Believers
Este es un razonamiento que hemos escuchado habitualmente en las últimas semanas. En ocasiones ni siquiera se ha formulado explícitamente pero ha estado y está detrás de muchos de los análisis que se han hecho tras la caída de Kabul. Vuelve así una idea que ha circulado desde hace décadas, quizás desde hace un par de siglos. Cuanta más presencia de Dios hay en la vida de las personas y de las sociedades –no solo estamos hablando del islam– más riesgo hay de que crezca la intolerancia hacia el otro y de que la vida en común quede dominada por la violencia o al menos por una sombra oscura que impide el desarrollo de las mujeres, de los niños y de cualquier persona. Es una mentalidad muy presente en los recientes debates que, por ejemplo, se han producido en Francia.
Es una amenaza, pues, que vuelvan los believers (creyentes).

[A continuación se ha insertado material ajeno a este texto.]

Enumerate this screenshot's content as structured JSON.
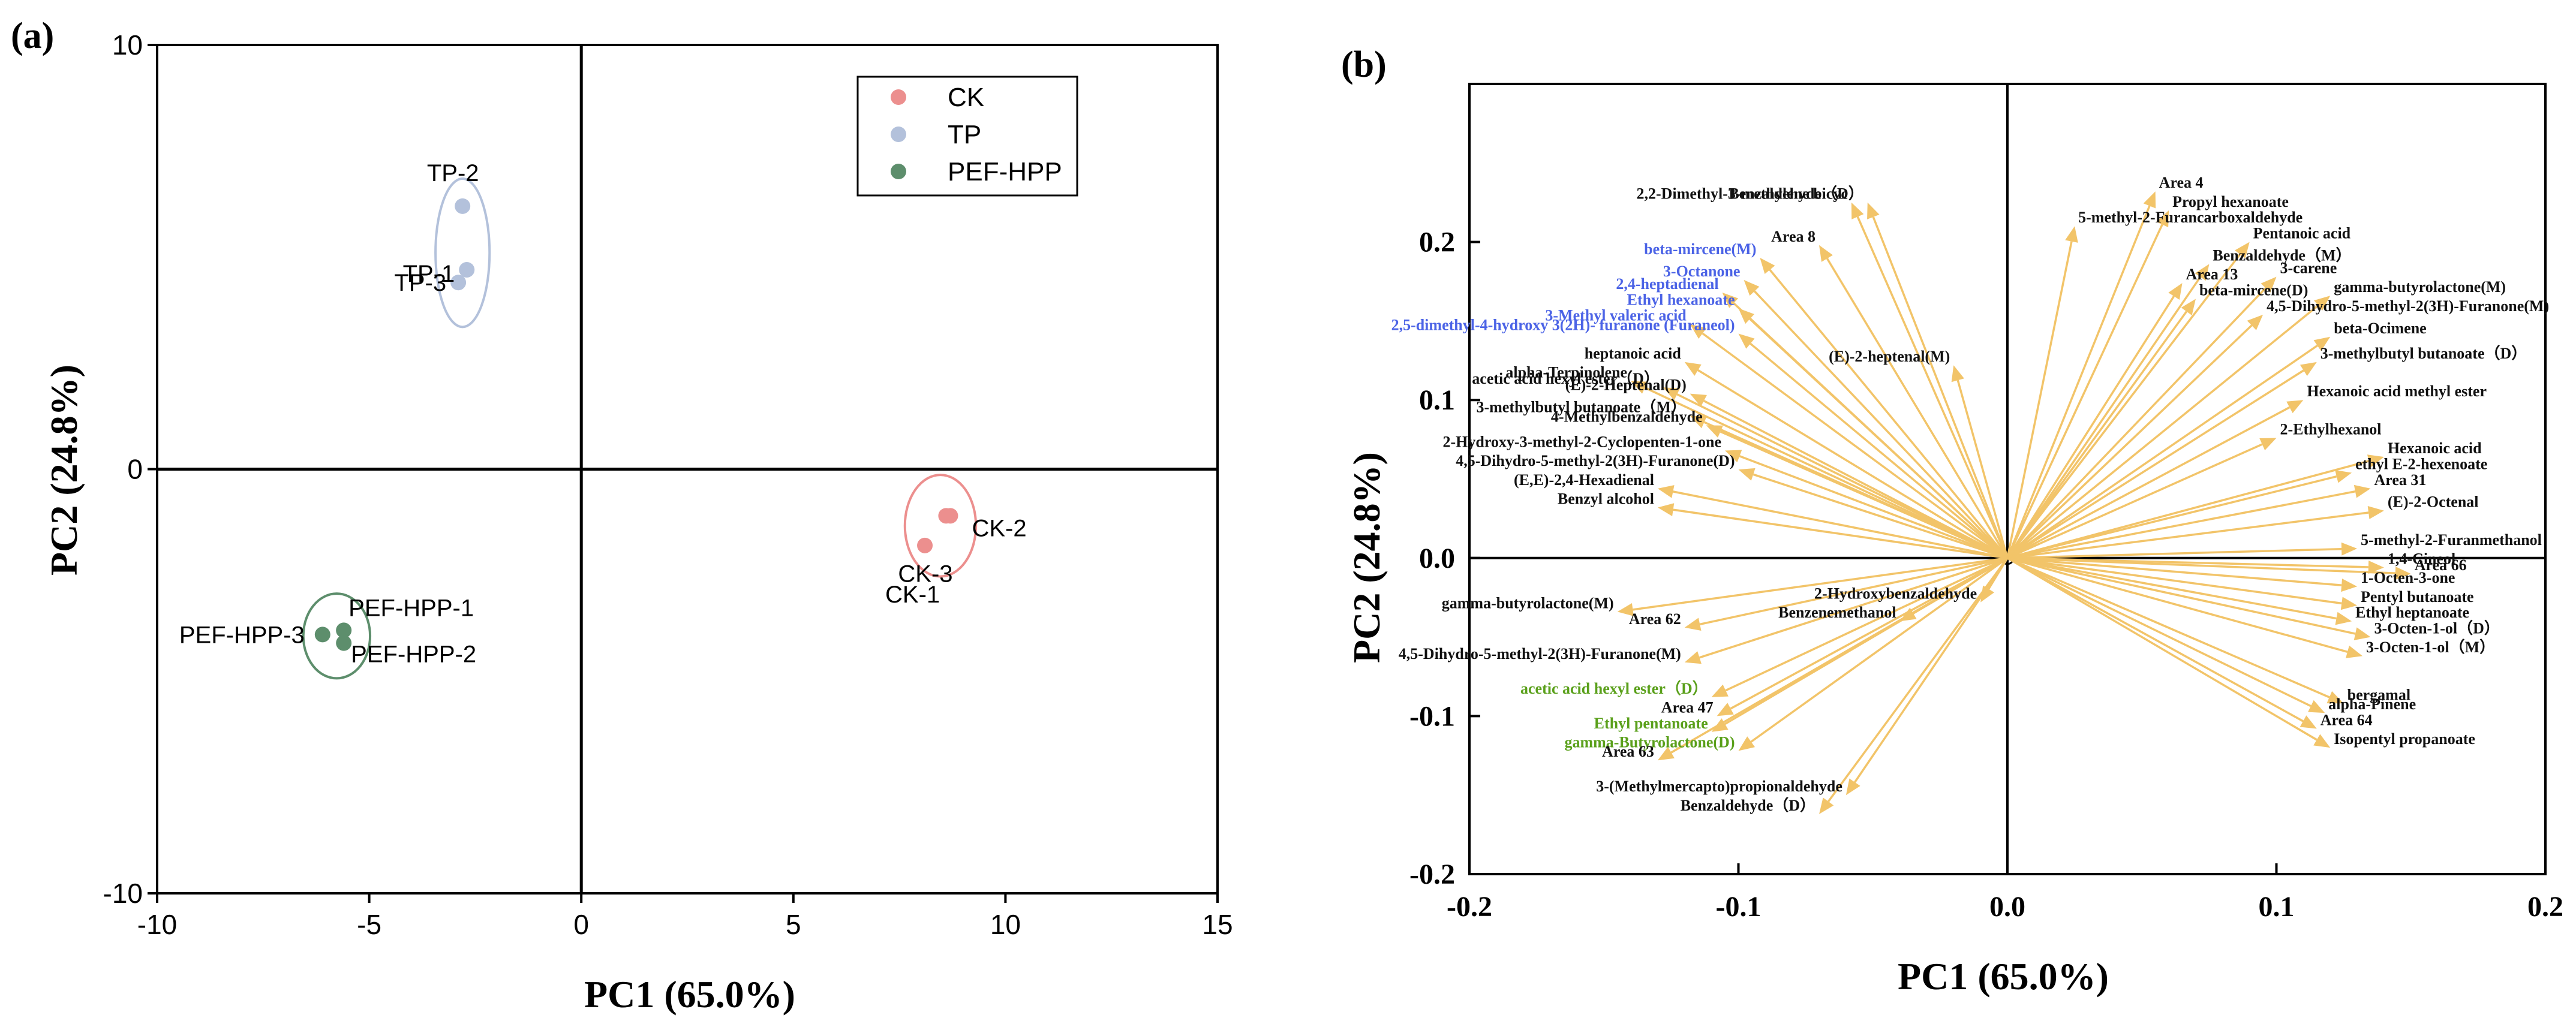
{
  "colors": {
    "CK": "#ec8f8e",
    "TP": "#b3c1db",
    "PEF-HPP": "#5d8e6c",
    "arrow": "#f2c469",
    "label_blue": "#4b63e6",
    "label_green": "#5aa01b",
    "label_black": "#111111"
  },
  "panel_a": {
    "panel_label": "(a)",
    "xlabel": "PC1 (65.0%)",
    "ylabel": "PC2 (24.8%)"
  },
  "panel_b": {
    "panel_label": "(b)",
    "xlabel": "PC1 (65.0%)",
    "ylabel": "PC2 (24.8%)"
  },
  "chart_data": [
    {
      "type": "scatter",
      "panel": "(a)",
      "xlabel": "PC1 (65.0%)",
      "ylabel": "PC2 (24.8%)",
      "xlim": [
        -10,
        15
      ],
      "ylim": [
        -10,
        10
      ],
      "xticks": [
        "-10",
        "-5",
        "0",
        "5",
        "10",
        "15"
      ],
      "yticks": [
        "10",
        "0",
        "-10"
      ],
      "legend_position": "top-right",
      "legend": [
        "CK",
        "TP",
        "PEF-HPP"
      ],
      "series": [
        {
          "name": "CK",
          "points": [
            {
              "label": "CK-2",
              "x": 8.7,
              "y": -1.1
            },
            {
              "label": "CK-3",
              "x": 8.6,
              "y": -1.1
            },
            {
              "label": "CK-1",
              "x": 8.1,
              "y": -1.8
            }
          ]
        },
        {
          "name": "TP",
          "points": [
            {
              "label": "TP-2",
              "x": -2.8,
              "y": 6.2
            },
            {
              "label": "TP-1",
              "x": -2.7,
              "y": 4.7
            },
            {
              "label": "TP-3",
              "x": -2.9,
              "y": 4.4
            }
          ]
        },
        {
          "name": "PEF-HPP",
          "points": [
            {
              "label": "PEF-HPP-1",
              "x": -5.6,
              "y": -3.8
            },
            {
              "label": "PEF-HPP-2",
              "x": -5.6,
              "y": -4.1
            },
            {
              "label": "PEF-HPP-3",
              "x": -6.1,
              "y": -3.9
            }
          ]
        }
      ]
    },
    {
      "type": "scatter",
      "subtype": "loadings",
      "panel": "(b)",
      "xlabel": "PC1 (65.0%)",
      "ylabel": "PC2 (24.8%)",
      "xlim": [
        -0.2,
        0.2
      ],
      "ylim": [
        -0.2,
        0.3
      ],
      "xticks": [
        "-0.2",
        "-0.1",
        "0.0",
        "0.1",
        "0.2"
      ],
      "yticks": [
        "0.2",
        "0.1",
        "0.0",
        "-0.1",
        "-0.2"
      ],
      "loadings": [
        {
          "label": "Benzaldehyde（D）",
          "x": -0.052,
          "y": 0.225,
          "color": "black"
        },
        {
          "label": "2,2-Dimethyl-3-methylene bicyc",
          "x": -0.058,
          "y": 0.225,
          "color": "black"
        },
        {
          "label": "Area 8",
          "x": -0.07,
          "y": 0.198,
          "color": "black"
        },
        {
          "label": "beta-mircene(M)",
          "x": -0.092,
          "y": 0.19,
          "color": "blue"
        },
        {
          "label": "3-Octanone",
          "x": -0.098,
          "y": 0.176,
          "color": "blue"
        },
        {
          "label": "2,4-heptadienal",
          "x": -0.106,
          "y": 0.168,
          "color": "blue"
        },
        {
          "label": "Ethyl hexanoate",
          "x": -0.1,
          "y": 0.158,
          "color": "blue"
        },
        {
          "label": "3-Methyl valeric acid",
          "x": -0.118,
          "y": 0.148,
          "color": "blue"
        },
        {
          "label": "2,5-dimethyl-4-hydroxy 3(2H)- furanone (Furaneol)",
          "x": -0.1,
          "y": 0.142,
          "color": "blue"
        },
        {
          "label": "(E)-2-heptenal(M)",
          "x": -0.02,
          "y": 0.122,
          "color": "black"
        },
        {
          "label": "heptanoic acid",
          "x": -0.12,
          "y": 0.124,
          "color": "black"
        },
        {
          "label": "alpha-Terpinolene",
          "x": -0.14,
          "y": 0.112,
          "color": "black"
        },
        {
          "label": "acetic acid hexyl ester（D）",
          "x": -0.128,
          "y": 0.108,
          "color": "black"
        },
        {
          "label": "(E)-2-Heptenal(D)",
          "x": -0.118,
          "y": 0.104,
          "color": "black"
        },
        {
          "label": "3-methylbutyl butanoate（M）",
          "x": -0.118,
          "y": 0.09,
          "color": "black"
        },
        {
          "label": "4-Methylbenzaldehyde",
          "x": -0.112,
          "y": 0.084,
          "color": "black"
        },
        {
          "label": "2-Hydroxy-3-methyl-2-Cyclopenten-1-one",
          "x": -0.105,
          "y": 0.068,
          "color": "black"
        },
        {
          "label": "4,5-Dihydro-5-methyl-2(3H)-Furanone(D)",
          "x": -0.1,
          "y": 0.056,
          "color": "black"
        },
        {
          "label": "(E,E)-2,4-Hexadienal",
          "x": -0.13,
          "y": 0.044,
          "color": "black"
        },
        {
          "label": "Benzyl alcohol",
          "x": -0.13,
          "y": 0.032,
          "color": "black"
        },
        {
          "label": "gamma-butyrolactone(M)",
          "x": -0.145,
          "y": -0.034,
          "color": "black"
        },
        {
          "label": "Area 62",
          "x": -0.12,
          "y": -0.044,
          "color": "black"
        },
        {
          "label": "2-Hydroxybenzaldehyde",
          "x": -0.01,
          "y": -0.028,
          "color": "black"
        },
        {
          "label": "Benzenemethanol",
          "x": -0.04,
          "y": -0.04,
          "color": "black"
        },
        {
          "label": "4,5-Dihydro-5-methyl-2(3H)-Furanone(M)",
          "x": -0.12,
          "y": -0.066,
          "color": "black"
        },
        {
          "label": "acetic acid hexyl ester（D）",
          "x": -0.11,
          "y": -0.088,
          "color": "green"
        },
        {
          "label": "Area 47",
          "x": -0.108,
          "y": -0.1,
          "color": "black"
        },
        {
          "label": "Ethyl pentanoate",
          "x": -0.11,
          "y": -0.11,
          "color": "green"
        },
        {
          "label": "gamma-Butyrolactone(D)",
          "x": -0.1,
          "y": -0.122,
          "color": "green"
        },
        {
          "label": "Area 63",
          "x": -0.13,
          "y": -0.128,
          "color": "black"
        },
        {
          "label": "3-(Methylmercapto)propionaldehyde",
          "x": -0.06,
          "y": -0.15,
          "color": "black"
        },
        {
          "label": "Benzaldehyde（D）",
          "x": -0.07,
          "y": -0.162,
          "color": "black"
        },
        {
          "label": "Area 4",
          "x": 0.055,
          "y": 0.232,
          "color": "black"
        },
        {
          "label": "Propyl hexanoate",
          "x": 0.06,
          "y": 0.22,
          "color": "black"
        },
        {
          "label": "5-methyl-2-Furancarboxaldehyde",
          "x": 0.025,
          "y": 0.21,
          "color": "black"
        },
        {
          "label": "Pentanoic acid",
          "x": 0.09,
          "y": 0.2,
          "color": "black"
        },
        {
          "label": "Benzaldehyde（M）",
          "x": 0.075,
          "y": 0.186,
          "color": "black"
        },
        {
          "label": "3-carene",
          "x": 0.1,
          "y": 0.178,
          "color": "black"
        },
        {
          "label": "Area 13",
          "x": 0.065,
          "y": 0.174,
          "color": "black"
        },
        {
          "label": "gamma-butyrolactone(M)",
          "x": 0.12,
          "y": 0.166,
          "color": "black"
        },
        {
          "label": "beta-mircene(D)",
          "x": 0.07,
          "y": 0.164,
          "color": "black"
        },
        {
          "label": "4,5-Dihydro-5-methyl-2(3H)-Furanone(M)",
          "x": 0.095,
          "y": 0.154,
          "color": "black"
        },
        {
          "label": "beta-Ocimene",
          "x": 0.12,
          "y": 0.14,
          "color": "black"
        },
        {
          "label": "3-methylbutyl butanoate（D）",
          "x": 0.115,
          "y": 0.124,
          "color": "black"
        },
        {
          "label": "Hexanoic acid methyl ester",
          "x": 0.11,
          "y": 0.1,
          "color": "black"
        },
        {
          "label": "2-Ethylhexanol",
          "x": 0.1,
          "y": 0.076,
          "color": "black"
        },
        {
          "label": "Hexanoic acid",
          "x": 0.14,
          "y": 0.064,
          "color": "black"
        },
        {
          "label": "ethyl E-2-hexenoate",
          "x": 0.128,
          "y": 0.054,
          "color": "black"
        },
        {
          "label": "Area 31",
          "x": 0.135,
          "y": 0.044,
          "color": "black"
        },
        {
          "label": "(E)-2-Octenal",
          "x": 0.14,
          "y": 0.03,
          "color": "black"
        },
        {
          "label": "5-methyl-2-Furanmethanol",
          "x": 0.13,
          "y": 0.006,
          "color": "black"
        },
        {
          "label": "1,4-Cineol",
          "x": 0.14,
          "y": -0.006,
          "color": "black"
        },
        {
          "label": "Area 66",
          "x": 0.15,
          "y": -0.01,
          "color": "black"
        },
        {
          "label": "1-Octen-3-one",
          "x": 0.13,
          "y": -0.018,
          "color": "black"
        },
        {
          "label": "Pentyl butanoate",
          "x": 0.13,
          "y": -0.03,
          "color": "black"
        },
        {
          "label": "Ethyl heptanoate",
          "x": 0.128,
          "y": -0.04,
          "color": "black"
        },
        {
          "label": "3-Octen-1-ol（D）",
          "x": 0.135,
          "y": -0.05,
          "color": "black"
        },
        {
          "label": "3-Octen-1-ol（M）",
          "x": 0.132,
          "y": -0.062,
          "color": "black"
        },
        {
          "label": "bergamal",
          "x": 0.125,
          "y": -0.092,
          "color": "black"
        },
        {
          "label": "alpha-Pinene",
          "x": 0.118,
          "y": -0.098,
          "color": "black"
        },
        {
          "label": "Area 64",
          "x": 0.115,
          "y": -0.108,
          "color": "black"
        },
        {
          "label": "Isopentyl propanoate",
          "x": 0.12,
          "y": -0.12,
          "color": "black"
        }
      ]
    }
  ]
}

Por eso uno de los grandes errores cometidos por Estados Unidos en Pakistán y en Afganistán habría sido favorecer en los años 80 del pasado siglo una alianza de believers, de creyentes musulmanes y de creyentes cristianos, para hacer frente a la invasión del ateísmo de la Unión Soviética. El error habría sido no haber impulsado un islam moderado y haber favorecido demasiado islam en las madrasas (escuela coránicas) del este de Pakistán. Demasiada religión, demasiado Dios, no son buenos.
¿Y si en realidad el fanatismo, incluso la violencia, no fueran consecuencia de que hay demasiados believers sino pocos? ¿Y si eso que llamamos islam radical para oponerlo al islam moderado fuera una forma de ateísmo encubierto? Esta es la provocativa tesis del dominico Adrien Candiard, que desde hace años estudia en El Cairo el islam medieval. Su desafiante explicación coincide, por otros motivos, con la que defiende desde hace años el también francés Olivier Roy.
El libanés Ridwan al-Sayyid explicaba hace unos días que los talibanes están más cerca del islamismo de los Hermanos Musulmanes, apoyado por Qatar y Turquía, que del yihadismo. En cualquier caso, sea yihadismo o islamismo, estas corrientes beben en autores del siglo XX que se inspiran en Ibn Taymiyya, un teólogo medieval del siglo XIII que pertenece a la escuela hanbalita. Adentrémonos unos segundos en el pasado. No es un ejercicio de erudición, es una incursión que nos ayuda a entender por qué el fanatismo, el islamismo o incluso el yihadismo pueden ser el resultado de la ausencia de Dios. No podemos seguir intentando comprender el mundo contemporáneo sin entender al menos los rudimentos de las principales corrientes del islam.
Ibn Taymiyya pertenecía a la escuela hanbalita que desde el siglo IX tenía como principal preocupación afirmar la absoluta trascendencia de Dios. Según esta corriente, que ha adquirido mucha fuerza en los últimos años, Alá no reveló a través de Mahoma su naturaleza. Alá siguió siendo inalcanzable, lo que reveló fueron sus mandatos. No sabemos, dice el hanbalismo, quién es Dios. No tenemos experiencia de la divinidad, solo alcanzamos a conocer su ley. Todo lo que se diga de Dios en realidad es falso porque no sabemos nada de Él. Este modo de entender el islam es en realidad una forma de “ateísmo o agnosticismo piadoso”. Los supuestos “creyentes” en realidad son personas sin experiencia del Misterio, solo defensores de sus normas.
El peso de la corriente hanbalita no solo sirve para desvelar el déficit de Dios en parte del islamismo y del yihadismo. Ilumina también las consecuencias de reducir la experiencia religiosa a cumplir y hacer cumplir una determinada ley, fenómeno que se extiende cada vez con más frecuencia más allá del islam. Cuando toda la experiencia religiosa se reduce a una forma de moralismo o de legalismo, que se concreta en la obligación de que las mujeres lleven velo (algo que no existía antes de finales del siglo XIX) o burka, o que los hombres usen barba larga, hacer algo coincide con ser algo. Se es creyente porque se hacen determinadas cosas. Podemos extrapolar el rigorismo hanbalí a otras formas religiosas cada vez más frecuentes en las que ser creyente se identifica con alcanzar cierto nivel moral o cumplir con algunas exigencias y normas. No se llega siempre a un “ateísmo piadoso”, pero la reducción de la experiencia de Dios, el conocimiento de Dios, a unas normas aplicadas con tesón, devoción y mucha fuerza de voluntad aíslan la dimensión religiosa de lo humano y favorecen la reducción e interpretación ideológica de la fe. Hay un modo de ser creyente que supone menos presencia de lo humano y menos presencia de Dios.